Cwen looked up at him in alarm. “But I will not know where to begin. I have nothing. How can I start again when I don’t have anything to start with?”

Danick’s expression was of forced neutrality as he said, “You’ve made it this far. You will find a way.”

She opened her mouth to further prod into that unreadable expression but was cut off by a harsh shout and a body flying at Danick. The crunch of flesh impacting flesh. Flesh impacting the hard floor. And a soft gurgle and whimper of pain.

Her scream faded as she rushed to pull Thunor’s form from off of Danick’s. The blade of a dagger had sunk deeply into the man’s chest.

Danick stared in shock. His hand was open from where he released the dagger he had drawn instinctively. The man’s sword lay uselessly above his head where it had fallen.

The sound of someone crashing through the underbrush brought him to his feet. Grenwal stared at the bloodied mess of Thunor’s shirt front for only a moment before moving to his friend.

“Danick, what happened?”

Shaking his head, Danick said, “A healer, we need to get him to the healers.” Thunor made a helpless noise of gurgling.

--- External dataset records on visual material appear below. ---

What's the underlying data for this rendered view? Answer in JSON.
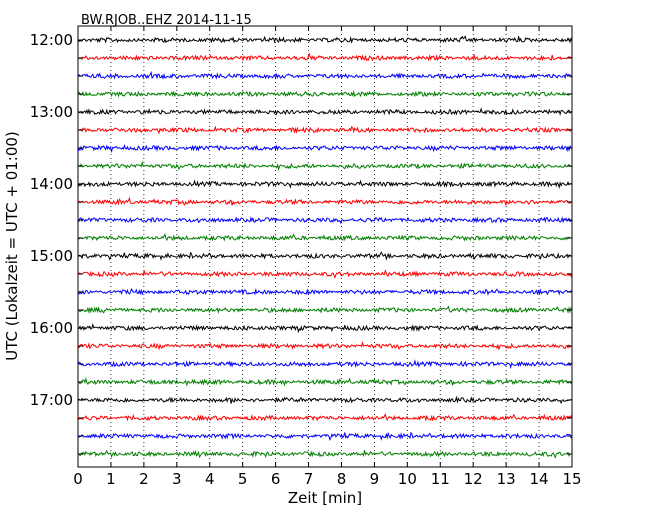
{
  "chart_data": {
    "type": "line",
    "title": "BW.RJOB..EHZ 2014-11-15",
    "xlabel": "Zeit  [min]",
    "ylabel": "UTC (Lokalzeit = UTC + 01:00)",
    "xlim": [
      0,
      15
    ],
    "x_ticks": [
      "0",
      "1",
      "2",
      "3",
      "4",
      "5",
      "6",
      "7",
      "8",
      "9",
      "10",
      "11",
      "12",
      "13",
      "14",
      "15"
    ],
    "y_tick_labels": [
      "12:00",
      "13:00",
      "14:00",
      "15:00",
      "16:00",
      "17:00"
    ],
    "trace_start_times": [
      "12:00",
      "12:15",
      "12:30",
      "12:45",
      "13:00",
      "13:15",
      "13:30",
      "13:45",
      "14:00",
      "14:15",
      "14:30",
      "14:45",
      "15:00",
      "15:15",
      "15:30",
      "15:45",
      "16:00",
      "16:15",
      "16:30",
      "16:45",
      "17:00",
      "17:15",
      "17:30",
      "17:45"
    ],
    "trace_duration_min": 15,
    "trace_colors": [
      "#000000",
      "#ff0000",
      "#0000ff",
      "#008000"
    ],
    "grid": "dotted vertical at each minute"
  }
}
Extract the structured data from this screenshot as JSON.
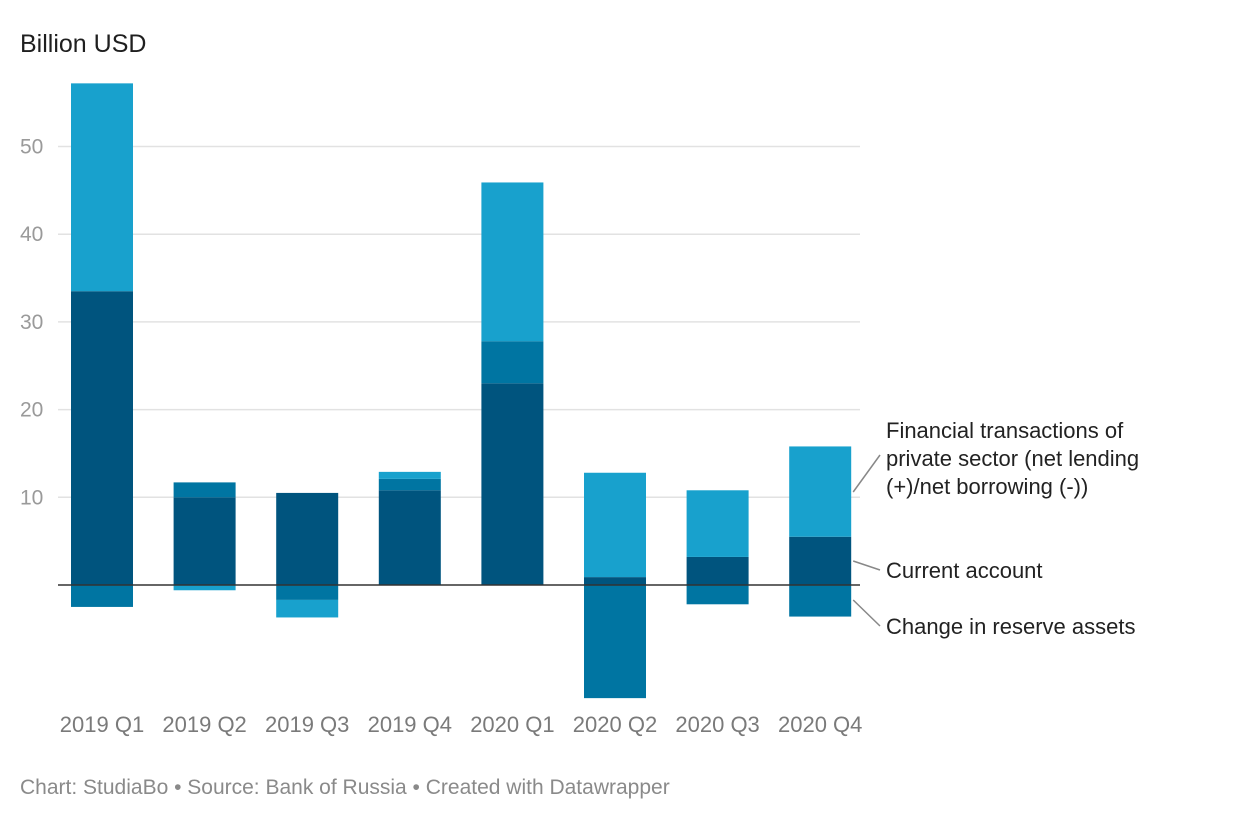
{
  "unit_label": "Billion USD",
  "footer": "Chart: StudiaBo • Source: Bank of Russia • Created with Datawrapper",
  "chart_data": {
    "type": "bar",
    "stacked": true,
    "categories": [
      "2019 Q1",
      "2019 Q2",
      "2019 Q3",
      "2019 Q4",
      "2020 Q1",
      "2020 Q2",
      "2020 Q3",
      "2020 Q4"
    ],
    "ylim": [
      -13,
      57
    ],
    "yticks": [
      10,
      20,
      30,
      40,
      50
    ],
    "grid": true,
    "legend_position": "right (direct labels)",
    "series": [
      {
        "name": "Current account",
        "color": "#00547e",
        "values": [
          33.5,
          10.0,
          10.5,
          10.8,
          23.0,
          0.9,
          3.2,
          5.5
        ]
      },
      {
        "name": "Change in reserve assets",
        "color": "#0075a2",
        "values": [
          -2.5,
          1.7,
          -1.7,
          1.3,
          4.8,
          -12.9,
          -2.2,
          -3.6
        ]
      },
      {
        "name": "Financial transactions of private sector (net lending (+)/net borrowing (-))",
        "color": "#18a1cd",
        "values": [
          23.7,
          -0.6,
          -2.0,
          0.8,
          18.1,
          11.9,
          7.6,
          10.3
        ]
      }
    ],
    "legend_lines": [
      "Financial transactions of",
      "private sector (net lending",
      "(+)/net borrowing (-))"
    ]
  }
}
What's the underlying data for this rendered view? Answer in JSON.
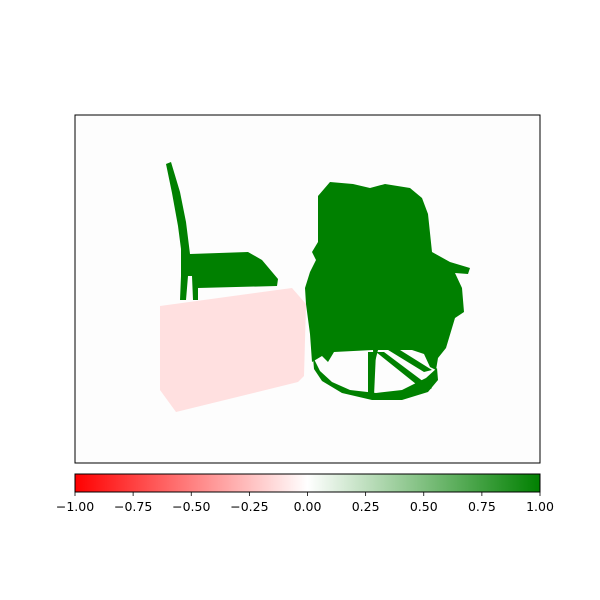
{
  "chart_data": {
    "type": "heatmap",
    "title": "",
    "xlabel": "",
    "ylabel": "",
    "grid": false,
    "main_axes": {
      "x_ticks": [],
      "y_ticks": []
    },
    "image_content": {
      "background_value": 0.0,
      "objects": [
        {
          "shape": "chair-left",
          "value": 1.0
        },
        {
          "shape": "armchair-right",
          "value": 1.0
        },
        {
          "shape": "box-bottom-left",
          "value": -0.12
        }
      ]
    },
    "colorbar": {
      "orientation": "horizontal",
      "vmin": -1.0,
      "vmax": 1.0,
      "colors": {
        "low": "#ff0000",
        "mid": "#ffffff",
        "high": "#008000"
      },
      "ticks": [
        -1.0,
        -0.75,
        -0.5,
        -0.25,
        0.0,
        0.25,
        0.5,
        0.75,
        1.0
      ],
      "tick_labels": [
        "−1.00",
        "−0.75",
        "−0.50",
        "−0.25",
        "0.00",
        "0.25",
        "0.50",
        "0.75",
        "1.00"
      ]
    }
  }
}
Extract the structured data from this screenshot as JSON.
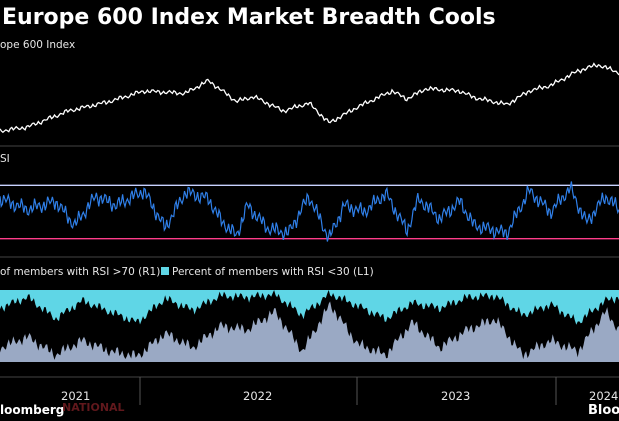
{
  "title": "Europe 600 Index Market Breadth Cools",
  "panels": {
    "index_label": "ope 600 Index",
    "rsi_label": "SI",
    "breadth_legend": {
      "above70": "of members with RSI >70 (R1)",
      "below30": "Percent of members with RSI <30 (L1)"
    }
  },
  "brand": {
    "left": "loomberg",
    "right": "Bloo"
  },
  "watermark": "NATIONAL",
  "colors": {
    "background": "#000000",
    "index_line": "#ffffff",
    "rsi_line": "#2f7fe8",
    "rsi_upper_band": "#c8d2ff",
    "rsi_lower_band": "#ff3d8a",
    "above70_fill": "#5fd6e6",
    "below30_fill": "#9aa9c4",
    "separator": "#444444"
  },
  "chart_data": [
    {
      "type": "line",
      "panel": "index",
      "series": [
        {
          "name": "ope 600 Index",
          "x": [
            "2020-10-01",
            "2020-12-01",
            "2021-03-01",
            "2021-06-01",
            "2021-08-15",
            "2021-11-15",
            "2022-01-05",
            "2022-03-08",
            "2022-04-15",
            "2022-06-20",
            "2022-08-15",
            "2022-09-29",
            "2022-12-01",
            "2023-02-15",
            "2023-03-20",
            "2023-05-01",
            "2023-07-15",
            "2023-08-15",
            "2023-10-27",
            "2023-12-15",
            "2024-02-01",
            "2024-04-01",
            "2024-05-15",
            "2024-07-01"
          ],
          "values": [
            0.05,
            0.1,
            0.3,
            0.42,
            0.55,
            0.52,
            0.68,
            0.42,
            0.48,
            0.3,
            0.4,
            0.15,
            0.35,
            0.55,
            0.45,
            0.58,
            0.55,
            0.47,
            0.38,
            0.55,
            0.62,
            0.8,
            0.88,
            0.78
          ]
        }
      ]
    },
    {
      "type": "line",
      "panel": "rsi",
      "series": [
        {
          "name": "SI",
          "x": [
            "2020-10-01",
            "2020-12-01",
            "2021-02-01",
            "2021-03-15",
            "2021-05-01",
            "2021-06-15",
            "2021-08-15",
            "2021-10-01",
            "2021-11-15",
            "2022-01-05",
            "2022-02-01",
            "2022-03-08",
            "2022-04-01",
            "2022-05-15",
            "2022-07-01",
            "2022-08-15",
            "2022-09-29",
            "2022-11-01",
            "2022-12-15",
            "2023-02-01",
            "2023-03-20",
            "2023-04-15",
            "2023-06-01",
            "2023-07-15",
            "2023-08-15",
            "2023-10-27",
            "2023-12-15",
            "2024-02-01",
            "2024-03-15",
            "2024-04-20",
            "2024-06-01",
            "2024-07-01"
          ],
          "values": [
            60,
            52,
            58,
            40,
            62,
            55,
            66,
            38,
            65,
            60,
            44,
            32,
            55,
            38,
            34,
            62,
            30,
            55,
            50,
            64,
            36,
            60,
            45,
            58,
            40,
            34,
            66,
            50,
            68,
            42,
            62,
            52
          ],
          "upper_band": 70,
          "lower_band": 30
        }
      ]
    },
    {
      "type": "area",
      "panel": "breadth",
      "series": [
        {
          "name": "of members with RSI >70 (R1)",
          "x": [
            "2020-10-01",
            "2020-12-01",
            "2021-02-01",
            "2021-04-01",
            "2021-06-01",
            "2021-08-01",
            "2021-10-01",
            "2021-12-01",
            "2022-02-01",
            "2022-04-01",
            "2022-06-01",
            "2022-08-01",
            "2022-10-01",
            "2022-12-01",
            "2023-02-01",
            "2023-04-01",
            "2023-06-01",
            "2023-08-01",
            "2023-10-01",
            "2023-12-01",
            "2024-02-01",
            "2024-04-01",
            "2024-06-01",
            "2024-07-01"
          ],
          "values": [
            25,
            10,
            40,
            15,
            30,
            45,
            12,
            28,
            8,
            10,
            6,
            35,
            5,
            22,
            40,
            18,
            25,
            10,
            8,
            35,
            20,
            45,
            15,
            10
          ]
        },
        {
          "name": "Percent of members with RSI <30 (L1)",
          "x": [
            "2020-10-01",
            "2020-12-01",
            "2021-02-01",
            "2021-04-01",
            "2021-06-01",
            "2021-08-01",
            "2021-10-01",
            "2021-12-01",
            "2022-02-01",
            "2022-04-01",
            "2022-06-01",
            "2022-08-01",
            "2022-10-01",
            "2022-12-01",
            "2023-02-01",
            "2023-04-01",
            "2023-06-01",
            "2023-08-01",
            "2023-10-01",
            "2023-12-01",
            "2024-02-01",
            "2024-04-01",
            "2024-06-01",
            "2024-07-01"
          ],
          "values": [
            20,
            35,
            10,
            30,
            15,
            8,
            40,
            20,
            50,
            45,
            70,
            15,
            80,
            25,
            10,
            55,
            20,
            45,
            60,
            10,
            30,
            15,
            70,
            45
          ]
        }
      ]
    }
  ],
  "x_axis": {
    "ticks": [
      "2021",
      "2022",
      "2023",
      "2024"
    ]
  }
}
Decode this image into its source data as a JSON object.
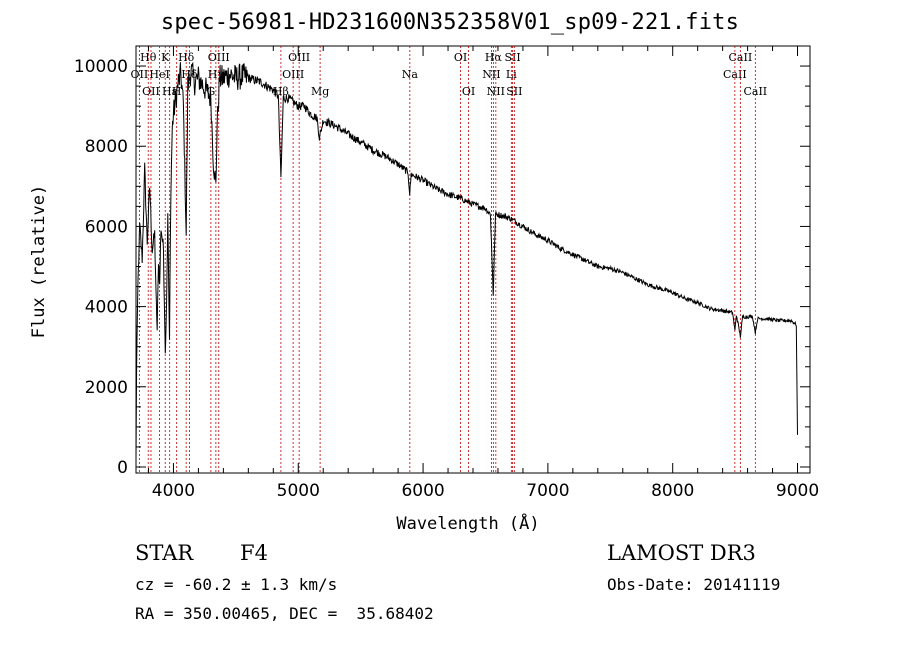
{
  "chart_data": {
    "type": "line",
    "title": "spec-56981-HD231600N352358V01_sp09-221.fits",
    "xlabel": "Wavelength (Å)",
    "ylabel": "Flux (relative)",
    "xlim": [
      3700,
      9100
    ],
    "ylim": [
      -150,
      10500
    ],
    "xticks": [
      4000,
      5000,
      6000,
      7000,
      8000,
      9000
    ],
    "yticks": [
      0,
      2000,
      4000,
      6000,
      8000,
      10000
    ],
    "series": [
      {
        "name": "spectrum",
        "points": [
          [
            3700,
            200
          ],
          [
            3705,
            2500
          ],
          [
            3715,
            4500
          ],
          [
            3730,
            6000
          ],
          [
            3750,
            5200
          ],
          [
            3770,
            7400
          ],
          [
            3790,
            5600
          ],
          [
            3810,
            7000
          ],
          [
            3830,
            5400
          ],
          [
            3850,
            5800
          ],
          [
            3860,
            4300
          ],
          [
            3870,
            3400
          ],
          [
            3880,
            5200
          ],
          [
            3890,
            4500
          ],
          [
            3900,
            6000
          ],
          [
            3920,
            5400
          ],
          [
            3935,
            2800
          ],
          [
            3945,
            4200
          ],
          [
            3955,
            6200
          ],
          [
            3968,
            3100
          ],
          [
            3980,
            7000
          ],
          [
            3990,
            8400
          ],
          [
            4000,
            8800
          ],
          [
            4020,
            9200
          ],
          [
            4040,
            9600
          ],
          [
            4060,
            9800
          ],
          [
            4080,
            9000
          ],
          [
            4090,
            7500
          ],
          [
            4102,
            5800
          ],
          [
            4115,
            9500
          ],
          [
            4140,
            9900
          ],
          [
            4170,
            9600
          ],
          [
            4200,
            9700
          ],
          [
            4240,
            9500
          ],
          [
            4280,
            9300
          ],
          [
            4300,
            9200
          ],
          [
            4320,
            7600
          ],
          [
            4340,
            7000
          ],
          [
            4350,
            8500
          ],
          [
            4370,
            9700
          ],
          [
            4400,
            9700
          ],
          [
            4450,
            9800
          ],
          [
            4500,
            9700
          ],
          [
            4550,
            9750
          ],
          [
            4600,
            9700
          ],
          [
            4650,
            9650
          ],
          [
            4700,
            9600
          ],
          [
            4750,
            9500
          ],
          [
            4800,
            9400
          ],
          [
            4840,
            9250
          ],
          [
            4861,
            7200
          ],
          [
            4880,
            9200
          ],
          [
            4920,
            9200
          ],
          [
            4960,
            9100
          ],
          [
            5000,
            9000
          ],
          [
            5050,
            9000
          ],
          [
            5100,
            8800
          ],
          [
            5150,
            8700
          ],
          [
            5170,
            8200
          ],
          [
            5200,
            8650
          ],
          [
            5300,
            8500
          ],
          [
            5400,
            8300
          ],
          [
            5500,
            8100
          ],
          [
            5600,
            7900
          ],
          [
            5700,
            7750
          ],
          [
            5800,
            7550
          ],
          [
            5880,
            7350
          ],
          [
            5893,
            6800
          ],
          [
            5905,
            7300
          ],
          [
            6000,
            7150
          ],
          [
            6100,
            6950
          ],
          [
            6200,
            6800
          ],
          [
            6300,
            6700
          ],
          [
            6400,
            6550
          ],
          [
            6500,
            6450
          ],
          [
            6540,
            6300
          ],
          [
            6562,
            4300
          ],
          [
            6580,
            6300
          ],
          [
            6600,
            6300
          ],
          [
            6700,
            6200
          ],
          [
            6800,
            6000
          ],
          [
            6900,
            5800
          ],
          [
            7000,
            5650
          ],
          [
            7100,
            5450
          ],
          [
            7200,
            5300
          ],
          [
            7300,
            5150
          ],
          [
            7400,
            5000
          ],
          [
            7500,
            4950
          ],
          [
            7600,
            4850
          ],
          [
            7700,
            4700
          ],
          [
            7800,
            4550
          ],
          [
            7900,
            4450
          ],
          [
            8000,
            4350
          ],
          [
            8100,
            4200
          ],
          [
            8200,
            4100
          ],
          [
            8300,
            3950
          ],
          [
            8400,
            3900
          ],
          [
            8480,
            3850
          ],
          [
            8498,
            3400
          ],
          [
            8510,
            3800
          ],
          [
            8542,
            3250
          ],
          [
            8560,
            3750
          ],
          [
            8600,
            3750
          ],
          [
            8640,
            3750
          ],
          [
            8662,
            3350
          ],
          [
            8680,
            3700
          ],
          [
            8750,
            3700
          ],
          [
            8850,
            3650
          ],
          [
            8950,
            3650
          ],
          [
            8990,
            3550
          ],
          [
            9000,
            800
          ]
        ]
      }
    ],
    "lines": [
      {
        "wave": 3727,
        "label": "OII",
        "row": 2
      },
      {
        "wave": 3798,
        "label": "Hθ",
        "row": 1
      },
      {
        "wave": 3820,
        "label": "OII",
        "row": 3
      },
      {
        "wave": 3889,
        "label": "HeI",
        "row": 2
      },
      {
        "wave": 3934,
        "label": "K",
        "row": 1
      },
      {
        "wave": 3970,
        "label": "Hε",
        "row": 3
      },
      {
        "wave": 4026,
        "label": "H",
        "row": 3
      },
      {
        "wave": 4102,
        "label": "Hδ",
        "row": 1
      },
      {
        "wave": 4128,
        "label": "Hδ",
        "row": 2
      },
      {
        "wave": 4300,
        "label": "G",
        "row": 3
      },
      {
        "wave": 4340,
        "label": "Hγ",
        "row": 2
      },
      {
        "wave": 4363,
        "label": "OIII",
        "row": 1
      },
      {
        "wave": 4861,
        "label": "Hβ",
        "row": 3
      },
      {
        "wave": 4959,
        "label": "OIII",
        "row": 2
      },
      {
        "wave": 5007,
        "label": "OIII",
        "row": 1
      },
      {
        "wave": 5175,
        "label": "Mg",
        "row": 3
      },
      {
        "wave": 5894,
        "label": "Na",
        "row": 2
      },
      {
        "wave": 6300,
        "label": "OI",
        "row": 1
      },
      {
        "wave": 6364,
        "label": "OI",
        "row": 3
      },
      {
        "wave": 6548,
        "label": "NII",
        "row": 2
      },
      {
        "wave": 6563,
        "label": "Hα",
        "row": 1
      },
      {
        "wave": 6583,
        "label": "NII",
        "row": 3
      },
      {
        "wave": 6707,
        "label": "Li",
        "row": 2
      },
      {
        "wave": 6717,
        "label": "SII",
        "row": 1
      },
      {
        "wave": 6731,
        "label": "SII",
        "row": 3
      },
      {
        "wave": 8498,
        "label": "CaII",
        "row": 2
      },
      {
        "wave": 8542,
        "label": "CaII",
        "row": 1
      },
      {
        "wave": 8662,
        "label": "CaII",
        "row": 3
      }
    ]
  },
  "footer": {
    "object_type": "STAR",
    "subclass": "F4",
    "survey": "LAMOST DR3",
    "redshift": "cz = -60.2 ± 1.3 km/s",
    "obs_date": "Obs-Date: 20141119",
    "coords": "RA = 350.00465, DEC =  35.68402"
  }
}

“You’re hurt!” Grenwal reached up to touch the blood dripping from Danick’s ear.

“Just a scratch,” Danick assured him and then reached down to take up the dying man’s arm. “Help me carry him back.”

Cwen followed helplessly as the men dragged Thunor through the forest and back to camp. Others rushed to assist them upon nearing the gate and they took the man to the infirmary located in the larger of the two permanent buildings of the post. The healers, two older men who usually looked thoroughly bored with their stock in life, shook their head as they worked over him speaking in low tones.

“I need to report to the comman-” Danick’s words failed him and he would have fallen if Grenwal had not caught him beneath the arm. The man’s face was pale and sweaty. His ear still oozed blood, but now a yellow ichor mixed with the blood. Grenwal reached out to touch the ooze, but Cwen shouted and grabbed his arm.

“No! It is poison.”

Danick, weak and pale, stared up at her and laughed. “Who could have known…”

Pushing her way to him, Cwen leaned over and sniffed the wound. She looked down at Danick’s face and whispered softly, “You must hold on. I will fix this.” And before anyone could stop her, she turned and fled from the room.